Brincadeira de criança


Existe uma comunidade do espírito.
Junte-se a ela, e sinta o deleite
de andar pela rua barulhenta,
e ser o barulho.

Beba toda a sua paixão,
e falhe em tudo.

Feche ambos os olhos,
para enxergar com o outro olho.

Beba da presença de santos,
e não daqueles outros jarros.

Abra suas mãos,
se quiser que te segurem.

Sente-se neste círculo.

Pare de agir como um lobo, e sinta
o amor do pastor a te preencher.

Pela noite, o teu amado vagueia.
Não aceite consolações.

Feche sua boca contra comida.
Saboreie a boca do amante na sua.

Você lamenta, “Ela me deixou.” “Ele me deixou.”
Vinte outros virão.

Esvazie-se de preocupações.
Pense em quem criou o pensamento!

Por que você permanece na prisão
quando a porta está tão escancarada?

Saia do emaranhamento dos pensamentos medrosos.
Viva em silêncio.

Flua para cima, cada vez mais alto
em sempre crescentes anéis de existência.

Mas não vagueie afora pelas ruas
em seu êxtase. Durma na taverna.

Beba do vinho que te liberta o coração
assim como um camelo se liberta quando desamarrado,
e passeia livre sem destino.

Qualquer vinho te deixará bêbado.
Discirna como um rei, e escolha o mais puro,

aquele inalterado pelo medo,
ou por alguma urgência sobre "o que é necessário."

Bêbados têm medo da polícia,
mas a polícia está bêbada também.

Esta embriaguez começou em alguma outra taverna.
Quando eu voltar lá novamente,
vou ficar completamente sóbrio. Enquanto isso,
sou como um pássaro de outro continente, sentado neste aviário.
Aproxima-se o dia em que voarei,
mas quem é que agora em meu ouvido ouve a minha voz?
Quem é que pronuncia palavras com a minha boca?

Quem é que olha através de meus olhos? E o que é a alma?
Não posso parar de questionar.
Se pudesse provar um só gole da resposta,
poderia fugir desta prisão para bêbados.
Quem quer que me trouxe aqui vai ter que me levar para casa.

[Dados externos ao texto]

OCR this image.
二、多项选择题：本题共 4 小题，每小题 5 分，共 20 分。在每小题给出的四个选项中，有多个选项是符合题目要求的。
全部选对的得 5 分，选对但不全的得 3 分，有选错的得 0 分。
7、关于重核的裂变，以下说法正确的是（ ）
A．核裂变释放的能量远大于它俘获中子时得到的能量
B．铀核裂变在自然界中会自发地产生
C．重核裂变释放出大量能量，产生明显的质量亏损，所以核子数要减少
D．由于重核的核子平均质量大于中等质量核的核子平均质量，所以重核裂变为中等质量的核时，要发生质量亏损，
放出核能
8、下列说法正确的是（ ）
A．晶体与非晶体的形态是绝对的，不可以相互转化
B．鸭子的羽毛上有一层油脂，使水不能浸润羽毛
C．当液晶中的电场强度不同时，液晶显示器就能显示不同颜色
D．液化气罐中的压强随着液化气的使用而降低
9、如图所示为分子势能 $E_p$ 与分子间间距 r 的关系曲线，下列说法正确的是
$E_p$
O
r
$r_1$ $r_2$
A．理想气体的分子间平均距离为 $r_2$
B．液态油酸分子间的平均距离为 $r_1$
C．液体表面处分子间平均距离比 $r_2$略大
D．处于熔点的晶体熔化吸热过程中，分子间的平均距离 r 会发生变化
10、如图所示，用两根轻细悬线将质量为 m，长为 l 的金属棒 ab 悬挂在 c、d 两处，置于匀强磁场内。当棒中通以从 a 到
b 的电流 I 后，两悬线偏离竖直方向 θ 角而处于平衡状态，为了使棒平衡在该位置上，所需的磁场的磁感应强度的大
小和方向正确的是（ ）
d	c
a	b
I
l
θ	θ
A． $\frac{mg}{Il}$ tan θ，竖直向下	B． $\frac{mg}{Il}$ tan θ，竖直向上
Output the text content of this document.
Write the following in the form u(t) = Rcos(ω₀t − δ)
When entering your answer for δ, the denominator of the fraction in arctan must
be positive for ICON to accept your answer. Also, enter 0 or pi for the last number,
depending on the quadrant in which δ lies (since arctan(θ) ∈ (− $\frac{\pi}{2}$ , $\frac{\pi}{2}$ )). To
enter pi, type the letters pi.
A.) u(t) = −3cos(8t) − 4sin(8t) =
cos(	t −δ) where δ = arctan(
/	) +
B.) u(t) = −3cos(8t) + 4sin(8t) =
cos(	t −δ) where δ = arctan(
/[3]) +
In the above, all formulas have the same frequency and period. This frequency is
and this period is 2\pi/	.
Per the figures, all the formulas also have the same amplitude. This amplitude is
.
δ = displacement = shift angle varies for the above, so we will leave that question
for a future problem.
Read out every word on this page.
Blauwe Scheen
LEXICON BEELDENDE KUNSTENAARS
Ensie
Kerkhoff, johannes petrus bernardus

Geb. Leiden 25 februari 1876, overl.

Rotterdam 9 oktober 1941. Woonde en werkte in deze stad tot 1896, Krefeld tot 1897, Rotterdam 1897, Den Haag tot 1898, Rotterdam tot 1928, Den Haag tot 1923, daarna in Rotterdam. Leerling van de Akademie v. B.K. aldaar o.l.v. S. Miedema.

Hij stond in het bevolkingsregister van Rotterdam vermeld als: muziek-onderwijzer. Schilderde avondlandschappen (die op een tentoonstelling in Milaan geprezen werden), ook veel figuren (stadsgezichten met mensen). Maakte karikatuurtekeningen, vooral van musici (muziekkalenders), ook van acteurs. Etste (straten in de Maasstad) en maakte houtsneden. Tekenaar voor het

Pois quando um bêbado perambula pelas ruas,
as crianças riem dele.

Ele cai na lama.
Ele toma toda e qualquer estrada.

As crianças o seguem,
sem conhecer o gosto do vinho, ou a
sensação de sua embriaguez. Todas as pessoas no planeta
são crianças, exceto algumas bem poucas.
Ninguém é adulto exceto aqueles livres de desejo.

Deus disse:
"O mundo é uma grande brincadeira, uma brincadeira de crianças,
e vocês são as crianças."

Deus diz a verdade.
Se você ainda não deixou a brincadeira infantil,
como podes ser um adulto?

Sem pureza de espírito,
se você ainda está em meio a luxúria e a ganância
e outros quereres, você é como uma criança
brincando de fazer sexo.

Elas lutam e se esfregam grudadas, mas não é sexo!

O mesmo com as lutas da humanidade.
É uma disputa com espadas de brinquedo.
Sem propósito, totalmente fútil.

Como crianças em cavalinhos-de-pau, soldados proclamam cavalgar
Boraq, o cavalo-da-noite de Maomé, ou Duldul, sua mula.

Suas ações não significam nada, o sexo e a guerra que vocês fazem.
Vocês estão segurando parte de suas calças e correndo em círculos,
Dun-da-dun, dun-da-dun.

Não espere sua morte para então enxergar isto.
Reconheça que sua imaginação e seus pensamentos
e seus sentidos são como bambus
que as crianças cortam e fingem serem cavalos.

O conhecimento dos amantes místicos é diferente disto.

O empírico, o sensorial, as ciências
são como um asno carregado de livros,
ou como a maquiagem de uma mulher maquiada.
Sai com água.

Mas se você carregar a bagagem corretamente, irá propiciar alegria.
Não carregue sua bagagem de conhecimentos por alguma razão egoísta.
Rejeite seus desejos e suas obstinações,
e uma verdadeira montaria surgirá sob você.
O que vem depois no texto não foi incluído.